The voice on the message was that of an older lady, and she was not happy.
"You have hyphenated the word reach in the first paragraph of a story on your front page. Does your newspaper still have any proofreaders?"
Of course I called her back. The grammar and usage complaints are forwarded to me—usually accompanied by the question "Do you still have copy editors at your paper?" or "Have any of your editors been to college?"—and I dutifully respond to all of them.
I explained to the lady that she was absolutely right, that the computer program that does our typesetting sometimes hyphenates words inappropriately, and that though we do proofread we had missed an obvious error. It doesn't do to attempt to evade responsibility.
She was not unkind, particularly after I explained that I had delayed responding to her because I had taken time off to see my new grandchild in Chicago, but she was firm. She had been the editor of her high school newspaper, and that had trained her to be a careful and scrupulous reader. She noticed things in her reading.

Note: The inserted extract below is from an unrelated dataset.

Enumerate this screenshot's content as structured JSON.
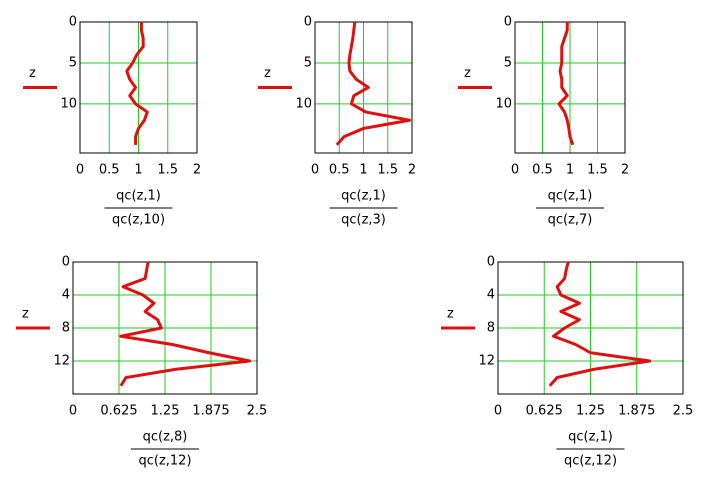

All in all, it was a civil, even pleasant, conversation, but she started me thinking.
When she came to that error at the very beginning of the article, she had stopped. She had not immediately recognized the word as hyphenated and had to take a moment to puzzle it out. And she called the paper to complain about the error, and some relieved soul on the city desk had put her onto me.
But what she did not say was whether she had read the rest of the article.
What many publications, including now the august New York Times, have concluded is that the sort of details that have mattered to copy editors do not matter to readers: typographical errors, minor lapses or inconsistencies in grammar and usage, petty obstacles to understanding. No big thing. But the lady who took the trouble to call The Sun had stopped, distracted.
Here's the thing. It does not take much to distract a reader: what P.G. Wodehouse called "a great slab of prose at the start," an obvious solecism, an inconsistency, any of the things that copy editors look for that might break a reader's concentration, because, once broken, that concentration may not return to the article at hand.
Losing the reader is one of the things we used to be employed to prevent, along with plagiarism, fabrication, libel, and utter folly. So go bare. See what it gets you.